The agency is working closely with various stakeholders, including government ministries and departments, to ensure that space technology is harnessed for the benefit of the country.

The Malawi Space Programme is a timely initiative that can help the country address some of its development challenges.

By leveraging space technology, Malawi can improve its agricultural productivity, enhance disaster management, and promote sustainable development.

The Malawi Space Programme is a game-changer for national development.

The programme has the potential to drive development progress and improve the lives of Malawians.

As the country continues to harness the potential of space technology, it is essential to ensure that the programme is well-coordinated and effectively implemented.

The orientation for MDAs was a significant step towards promoting the use of space technology in Malawi.

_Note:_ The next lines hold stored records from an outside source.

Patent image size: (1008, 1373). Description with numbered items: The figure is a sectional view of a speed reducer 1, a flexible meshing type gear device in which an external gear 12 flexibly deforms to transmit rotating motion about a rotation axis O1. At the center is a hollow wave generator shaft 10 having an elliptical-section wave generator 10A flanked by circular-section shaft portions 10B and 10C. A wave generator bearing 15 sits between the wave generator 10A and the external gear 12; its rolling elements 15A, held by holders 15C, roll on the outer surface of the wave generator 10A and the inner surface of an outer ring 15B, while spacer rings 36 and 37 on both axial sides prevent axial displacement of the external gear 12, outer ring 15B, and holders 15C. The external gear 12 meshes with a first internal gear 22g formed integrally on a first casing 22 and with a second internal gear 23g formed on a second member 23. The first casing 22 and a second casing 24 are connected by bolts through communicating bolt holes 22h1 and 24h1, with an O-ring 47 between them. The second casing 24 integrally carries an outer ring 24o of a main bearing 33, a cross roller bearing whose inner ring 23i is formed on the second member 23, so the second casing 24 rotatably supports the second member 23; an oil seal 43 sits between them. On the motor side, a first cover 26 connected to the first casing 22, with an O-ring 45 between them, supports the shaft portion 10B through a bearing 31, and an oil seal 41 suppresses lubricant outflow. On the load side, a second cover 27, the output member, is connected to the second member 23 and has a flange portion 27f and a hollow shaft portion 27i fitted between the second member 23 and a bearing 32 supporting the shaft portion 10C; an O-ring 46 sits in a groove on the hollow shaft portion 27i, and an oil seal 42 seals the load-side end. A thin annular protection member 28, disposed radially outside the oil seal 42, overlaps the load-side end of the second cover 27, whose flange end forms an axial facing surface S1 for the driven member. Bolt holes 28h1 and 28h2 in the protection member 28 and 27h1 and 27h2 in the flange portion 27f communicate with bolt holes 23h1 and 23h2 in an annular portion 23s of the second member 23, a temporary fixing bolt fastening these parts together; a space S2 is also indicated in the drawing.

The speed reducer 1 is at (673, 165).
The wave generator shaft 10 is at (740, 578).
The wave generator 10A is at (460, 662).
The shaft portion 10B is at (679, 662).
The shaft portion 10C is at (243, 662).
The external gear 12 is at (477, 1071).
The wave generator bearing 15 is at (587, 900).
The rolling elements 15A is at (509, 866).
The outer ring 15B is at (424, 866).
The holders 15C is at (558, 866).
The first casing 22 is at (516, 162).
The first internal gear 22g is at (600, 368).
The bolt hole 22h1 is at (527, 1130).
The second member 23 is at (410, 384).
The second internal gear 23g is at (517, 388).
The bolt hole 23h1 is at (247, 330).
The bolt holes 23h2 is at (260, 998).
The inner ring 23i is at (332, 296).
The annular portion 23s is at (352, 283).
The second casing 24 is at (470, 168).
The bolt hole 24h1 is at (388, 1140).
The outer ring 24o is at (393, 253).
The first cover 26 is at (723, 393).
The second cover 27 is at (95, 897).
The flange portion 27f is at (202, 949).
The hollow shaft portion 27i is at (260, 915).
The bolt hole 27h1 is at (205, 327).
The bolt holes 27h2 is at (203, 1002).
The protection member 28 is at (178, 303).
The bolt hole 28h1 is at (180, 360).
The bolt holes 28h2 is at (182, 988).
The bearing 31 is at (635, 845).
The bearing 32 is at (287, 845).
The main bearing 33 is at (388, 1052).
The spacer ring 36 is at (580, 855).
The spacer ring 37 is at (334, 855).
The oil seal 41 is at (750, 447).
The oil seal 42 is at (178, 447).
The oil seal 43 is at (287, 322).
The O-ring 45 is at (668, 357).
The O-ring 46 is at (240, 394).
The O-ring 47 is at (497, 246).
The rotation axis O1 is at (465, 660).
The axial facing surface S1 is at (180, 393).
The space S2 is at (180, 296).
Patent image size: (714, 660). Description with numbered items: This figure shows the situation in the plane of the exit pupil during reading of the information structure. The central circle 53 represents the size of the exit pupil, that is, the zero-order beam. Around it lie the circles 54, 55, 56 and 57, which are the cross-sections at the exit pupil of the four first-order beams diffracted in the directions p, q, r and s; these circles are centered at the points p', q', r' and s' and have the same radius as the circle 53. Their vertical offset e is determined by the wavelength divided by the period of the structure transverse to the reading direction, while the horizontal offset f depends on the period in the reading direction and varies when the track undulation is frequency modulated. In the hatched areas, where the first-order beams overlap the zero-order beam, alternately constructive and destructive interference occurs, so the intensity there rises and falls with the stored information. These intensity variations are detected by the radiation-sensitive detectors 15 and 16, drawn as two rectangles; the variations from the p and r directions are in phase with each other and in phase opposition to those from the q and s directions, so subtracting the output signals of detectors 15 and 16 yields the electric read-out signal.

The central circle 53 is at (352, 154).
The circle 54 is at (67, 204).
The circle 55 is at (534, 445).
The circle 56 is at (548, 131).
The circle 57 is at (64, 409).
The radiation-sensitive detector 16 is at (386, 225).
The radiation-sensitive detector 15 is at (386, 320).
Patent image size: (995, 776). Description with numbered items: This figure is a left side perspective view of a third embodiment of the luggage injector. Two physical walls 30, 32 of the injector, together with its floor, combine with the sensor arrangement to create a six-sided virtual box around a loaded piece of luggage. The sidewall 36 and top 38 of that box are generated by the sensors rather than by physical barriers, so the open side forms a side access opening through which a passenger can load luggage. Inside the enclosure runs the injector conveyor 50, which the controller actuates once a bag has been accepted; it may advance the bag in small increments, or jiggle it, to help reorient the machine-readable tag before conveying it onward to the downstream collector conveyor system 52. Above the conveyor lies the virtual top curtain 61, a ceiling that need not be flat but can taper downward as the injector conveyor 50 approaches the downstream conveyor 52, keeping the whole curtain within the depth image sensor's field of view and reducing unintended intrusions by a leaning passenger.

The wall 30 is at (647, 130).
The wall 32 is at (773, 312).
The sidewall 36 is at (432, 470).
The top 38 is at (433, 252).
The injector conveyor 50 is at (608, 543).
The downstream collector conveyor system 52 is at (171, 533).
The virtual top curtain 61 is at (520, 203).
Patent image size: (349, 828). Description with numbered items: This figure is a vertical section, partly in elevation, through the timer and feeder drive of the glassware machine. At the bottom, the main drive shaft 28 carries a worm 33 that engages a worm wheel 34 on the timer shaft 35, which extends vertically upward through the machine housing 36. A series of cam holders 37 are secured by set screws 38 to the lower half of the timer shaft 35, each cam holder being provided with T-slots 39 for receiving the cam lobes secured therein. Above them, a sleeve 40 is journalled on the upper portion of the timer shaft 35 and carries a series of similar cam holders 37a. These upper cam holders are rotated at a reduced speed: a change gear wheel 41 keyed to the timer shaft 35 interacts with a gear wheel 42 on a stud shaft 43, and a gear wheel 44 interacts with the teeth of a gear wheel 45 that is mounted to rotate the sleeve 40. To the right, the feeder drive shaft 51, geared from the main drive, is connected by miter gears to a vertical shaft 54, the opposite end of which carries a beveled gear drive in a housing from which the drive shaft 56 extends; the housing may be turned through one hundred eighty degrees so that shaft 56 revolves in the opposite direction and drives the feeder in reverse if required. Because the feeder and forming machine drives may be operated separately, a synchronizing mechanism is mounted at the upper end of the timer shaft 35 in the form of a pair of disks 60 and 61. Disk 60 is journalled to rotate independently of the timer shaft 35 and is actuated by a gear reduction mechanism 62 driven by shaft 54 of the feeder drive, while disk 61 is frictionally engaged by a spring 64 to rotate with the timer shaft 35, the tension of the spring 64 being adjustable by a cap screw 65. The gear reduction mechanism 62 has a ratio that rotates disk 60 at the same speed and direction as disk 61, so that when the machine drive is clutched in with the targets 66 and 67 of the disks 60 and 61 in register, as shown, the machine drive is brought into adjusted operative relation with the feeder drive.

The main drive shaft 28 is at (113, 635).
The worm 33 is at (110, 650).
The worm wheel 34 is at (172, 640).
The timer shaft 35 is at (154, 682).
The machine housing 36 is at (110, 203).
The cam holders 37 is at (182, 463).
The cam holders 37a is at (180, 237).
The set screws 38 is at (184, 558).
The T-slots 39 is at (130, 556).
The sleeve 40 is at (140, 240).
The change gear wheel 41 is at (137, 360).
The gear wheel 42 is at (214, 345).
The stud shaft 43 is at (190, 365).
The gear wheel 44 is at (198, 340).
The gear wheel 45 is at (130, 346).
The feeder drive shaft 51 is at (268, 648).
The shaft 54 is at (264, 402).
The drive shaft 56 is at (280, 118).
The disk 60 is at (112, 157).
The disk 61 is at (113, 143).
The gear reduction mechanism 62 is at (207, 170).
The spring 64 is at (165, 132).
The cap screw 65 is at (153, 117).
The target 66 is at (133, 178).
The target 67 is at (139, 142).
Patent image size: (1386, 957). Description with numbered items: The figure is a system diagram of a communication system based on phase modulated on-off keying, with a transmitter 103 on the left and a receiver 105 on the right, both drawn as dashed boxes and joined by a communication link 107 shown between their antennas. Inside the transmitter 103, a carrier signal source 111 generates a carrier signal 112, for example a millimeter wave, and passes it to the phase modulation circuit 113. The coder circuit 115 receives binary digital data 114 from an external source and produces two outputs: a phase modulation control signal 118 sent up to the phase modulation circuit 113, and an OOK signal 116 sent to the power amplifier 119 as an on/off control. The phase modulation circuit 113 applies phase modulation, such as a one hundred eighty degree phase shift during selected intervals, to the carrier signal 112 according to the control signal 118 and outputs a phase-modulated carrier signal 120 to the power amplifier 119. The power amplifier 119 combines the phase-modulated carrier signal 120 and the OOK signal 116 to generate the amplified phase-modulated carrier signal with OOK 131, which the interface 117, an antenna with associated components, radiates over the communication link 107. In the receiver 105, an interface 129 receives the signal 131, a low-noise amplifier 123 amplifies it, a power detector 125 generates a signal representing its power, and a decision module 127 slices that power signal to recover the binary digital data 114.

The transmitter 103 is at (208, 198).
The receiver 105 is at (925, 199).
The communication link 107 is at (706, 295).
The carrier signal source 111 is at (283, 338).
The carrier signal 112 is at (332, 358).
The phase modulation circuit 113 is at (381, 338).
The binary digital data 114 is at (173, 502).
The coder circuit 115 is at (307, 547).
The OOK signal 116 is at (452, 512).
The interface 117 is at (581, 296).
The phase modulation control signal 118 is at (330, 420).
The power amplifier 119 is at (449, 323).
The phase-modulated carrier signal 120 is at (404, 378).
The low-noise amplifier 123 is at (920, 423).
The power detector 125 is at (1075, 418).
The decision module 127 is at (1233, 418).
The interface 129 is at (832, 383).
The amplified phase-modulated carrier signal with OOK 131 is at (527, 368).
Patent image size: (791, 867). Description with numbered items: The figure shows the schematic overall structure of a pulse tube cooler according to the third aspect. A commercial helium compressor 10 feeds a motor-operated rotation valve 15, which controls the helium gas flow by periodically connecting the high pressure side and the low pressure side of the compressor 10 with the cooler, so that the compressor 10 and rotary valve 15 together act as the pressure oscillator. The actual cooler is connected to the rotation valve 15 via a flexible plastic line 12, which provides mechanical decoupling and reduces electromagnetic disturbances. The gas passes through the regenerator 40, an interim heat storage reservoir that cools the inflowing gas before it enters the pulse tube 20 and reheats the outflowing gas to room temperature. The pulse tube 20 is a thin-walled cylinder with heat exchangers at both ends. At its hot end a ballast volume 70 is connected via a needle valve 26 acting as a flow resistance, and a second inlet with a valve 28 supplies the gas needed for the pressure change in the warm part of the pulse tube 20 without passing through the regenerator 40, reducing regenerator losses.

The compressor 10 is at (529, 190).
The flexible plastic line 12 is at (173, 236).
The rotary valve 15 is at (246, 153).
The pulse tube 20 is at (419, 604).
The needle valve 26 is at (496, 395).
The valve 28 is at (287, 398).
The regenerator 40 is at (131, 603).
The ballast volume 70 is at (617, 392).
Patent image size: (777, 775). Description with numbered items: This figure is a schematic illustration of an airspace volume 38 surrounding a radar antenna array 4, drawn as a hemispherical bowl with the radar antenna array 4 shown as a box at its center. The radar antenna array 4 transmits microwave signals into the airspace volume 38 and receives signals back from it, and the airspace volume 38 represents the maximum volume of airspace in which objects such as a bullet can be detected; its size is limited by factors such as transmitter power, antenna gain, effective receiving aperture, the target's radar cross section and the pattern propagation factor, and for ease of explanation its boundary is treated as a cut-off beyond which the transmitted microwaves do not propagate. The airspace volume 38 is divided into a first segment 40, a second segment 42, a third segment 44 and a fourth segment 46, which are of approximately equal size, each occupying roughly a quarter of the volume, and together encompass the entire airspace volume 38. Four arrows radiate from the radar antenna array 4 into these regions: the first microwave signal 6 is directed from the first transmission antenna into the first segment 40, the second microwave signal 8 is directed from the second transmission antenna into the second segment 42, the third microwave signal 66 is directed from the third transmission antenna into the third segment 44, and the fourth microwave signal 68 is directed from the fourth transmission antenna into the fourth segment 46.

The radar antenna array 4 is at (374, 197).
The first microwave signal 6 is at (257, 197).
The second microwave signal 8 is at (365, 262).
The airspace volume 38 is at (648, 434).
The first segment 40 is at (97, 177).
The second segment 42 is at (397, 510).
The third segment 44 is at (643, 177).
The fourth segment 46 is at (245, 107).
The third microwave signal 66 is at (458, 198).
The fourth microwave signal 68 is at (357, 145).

By equipping government officials with knowledge on space technology, the programme aims to ensure that MDAs can effectively leverage space technology to drive national development.

As Malawi looks to the future, it is essential to continue investing in initiatives that promote sustainable development.

The Malawi Space Programme is a significant initiative that can help the country achieve its development ambitions.

By harnessing the potential of space technology, Malawi can promote sustainable development and improve the lives of its citizens.

The Malawi Space Programme is also expected to promote international cooperation and collaboration in space technology.

By working with other countries and international organizations, Malawi can learn from best practices and leverage expertise in space technology.

In addition to promoting national development, the Malawi Space Programme is also expected to inspire young people to pursue careers in science, technology, engineering, and mathematics (STEM).

By promoting STEM education and careers, the programme can help build a skilled workforce that can drive innovation and development in the country.

Overall, the Malawi Space Programme is a significant initiative that can help the country achieve its development ambitions.

By harnessing the potential of space technology, Malawi can promote sustainable development, improve the lives of its citizens, and inspire future generations to pursue careers in STEM.